Though “Rawhide” was the only song explicitly mentioned in this recent report, other songs that have been used by the CIA for past tortures include “White America” and “Kim” by Eminem, “Die Mother F***er Die” and “Take Your Best Shot” by Dope, “Bodies” by Drowning Pool, “Enter Sandman” by Metallica, the Meow Mix commercial jingle, and even the Barney & Friends theme song. So while prisoners awaited a violent interrogation, they may have heard Barney sing “I love you, you love me, we’re a happy family” at full volume on a relentless loop.

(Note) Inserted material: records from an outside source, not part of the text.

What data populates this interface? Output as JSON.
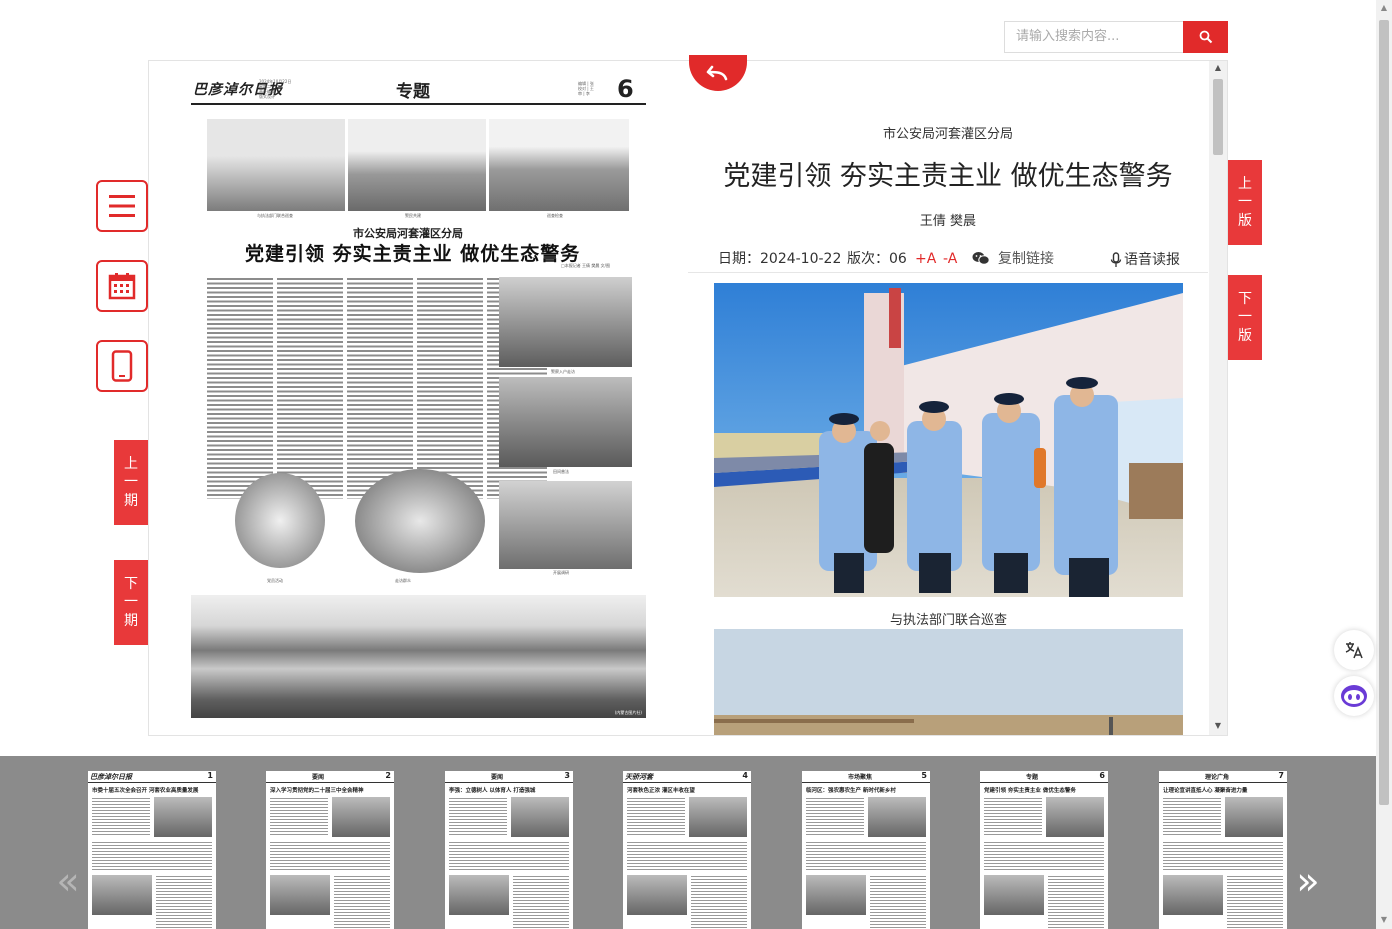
{
  "search": {
    "placeholder": "请输入搜索内容..."
  },
  "side_nav": {
    "prev_page": [
      "上",
      "一",
      "版"
    ],
    "next_page": [
      "下",
      "一",
      "版"
    ],
    "prev_issue": [
      "上",
      "一",
      "期"
    ],
    "next_issue": [
      "下",
      "一",
      "期"
    ]
  },
  "newspaper": {
    "masthead": "巴彦淖尔日报",
    "masthead_info": [
      "2024年10月22日",
      "星期二",
      "责任编辑",
      "版式设计"
    ],
    "section": "专题",
    "editors_info": [
      "编辑 | 张",
      "校对 | 王",
      "审 | 李"
    ],
    "page_number": "6",
    "title_top": "市公安局河套灌区分局",
    "title_main": "党建引领 夯实主责主业 做优生态警务",
    "byline": "□本报记者 王倩 樊晨 文/图",
    "captions": [
      "与执法部门联合巡查",
      "警民共建",
      "巡查检查",
      "警察入户走访",
      "田间普法",
      "党员活动",
      "走访群众",
      "开展调研"
    ],
    "footer": "(内蒙古图片社)"
  },
  "article": {
    "subtitle": "市公安局河套灌区分局",
    "title": "党建引领 夯实主责主业 做优生态警务",
    "author": "王倩 樊晨",
    "date_label": "日期：",
    "date": "2024-10-22",
    "edition_label": "版次：",
    "edition": "06",
    "font_plus": "+A",
    "font_minus": "-A",
    "copy_link": "复制链接",
    "read_aloud": "语音读报",
    "image1_caption": "与执法部门联合巡查"
  },
  "thumbnails": [
    {
      "page": "1",
      "logo": "巴彦淖尔日报",
      "section": "",
      "headline": "市委十届五次全会召开 河套农业高质量发展"
    },
    {
      "page": "2",
      "logo": "",
      "section": "要闻",
      "headline": "深入学习贯彻党的二十届三中全会精神"
    },
    {
      "page": "3",
      "logo": "",
      "section": "要闻",
      "headline": "李强：立德树人 以体育人 打造强城"
    },
    {
      "page": "4",
      "logo": "天骄河套",
      "section": "",
      "headline": "河套秋色正浓 灌区丰收在望"
    },
    {
      "page": "5",
      "logo": "",
      "section": "市场聚焦",
      "headline": "临河区：强农惠农生产 新时代新乡村"
    },
    {
      "page": "6",
      "logo": "",
      "section": "专题",
      "headline": "党建引领 夯实主责主业 做优生态警务"
    },
    {
      "page": "7",
      "logo": "",
      "section": "理论广角",
      "headline": "让理论宣讲直抵人心 凝聚奋进力量"
    }
  ],
  "colors": {
    "accent": "#e12a2a",
    "tab": "#e8393a",
    "strip": "#8b8b8b"
  },
  "icons": [
    "search-icon",
    "menu-icon",
    "calendar-icon",
    "mobile-icon",
    "return-icon",
    "wechat-icon",
    "speaker-icon",
    "translate-icon",
    "robot-icon"
  ]
}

Two of the most common genres of music utilized were metal and country, because they are distinctly American. The idea was that foreign music would sever them from their cultures and heighten their feelings of isolation.

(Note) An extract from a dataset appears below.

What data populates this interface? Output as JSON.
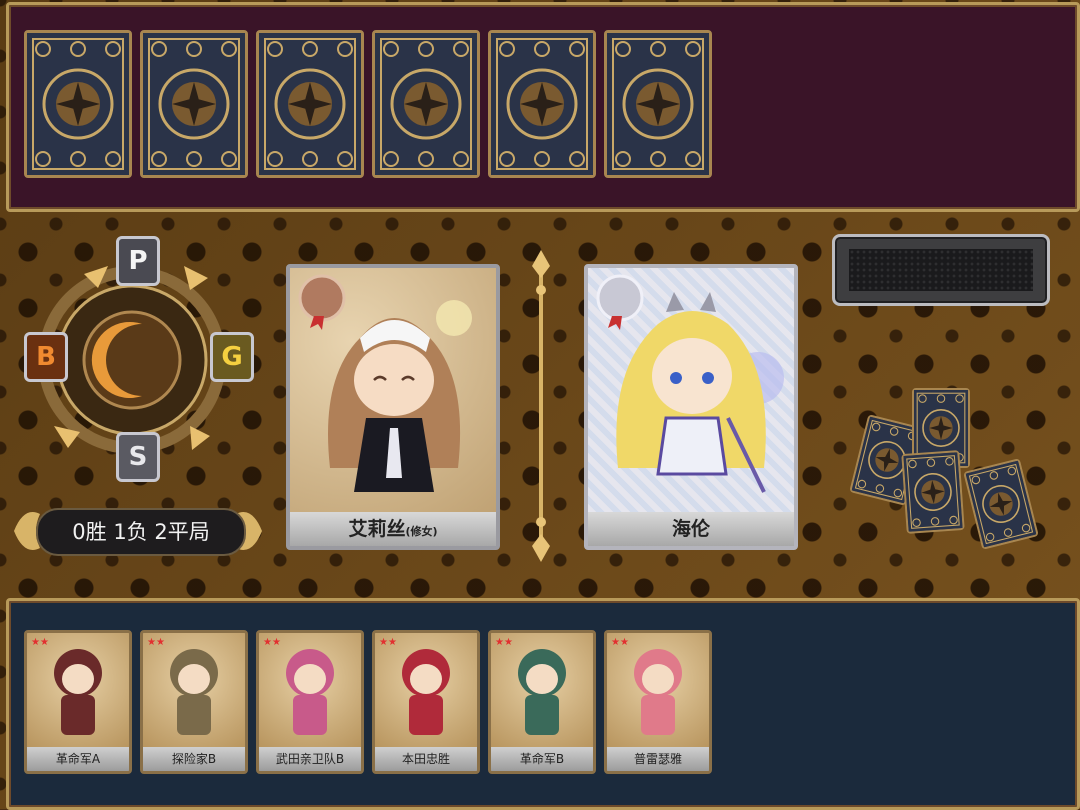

A British man named Moazzam Begg, who was arrested by the CIA in Pakistan in 2002, wrote about this effect in his memoir. “In a sense the music didn’t bother me,” he explained. “I’d grown up in Britain, I knew what it was But Afghan villagers, Yemenis, these guys were dazed, dazzled and confused, bewildered, completely out of it.”
Although the report did name several detainees who were “broken” by the music, the Senate investigation found that the torture did not lead to any actionable intelligence. Therefore, it seems that the only thing the CIA accomplished with this method was literally driving people insane.
“Our brains automatically process music and try to figure out what comes next,” said Daniel Levitin, a McGill psychology professor and author. “Any Western music would have done the trick. These were tonal structures the detainees’ brains can’t figure out. They kept trying, and they kept failing. Just as if I made you listen to Chinese opera, it’d probably drive you crazy.”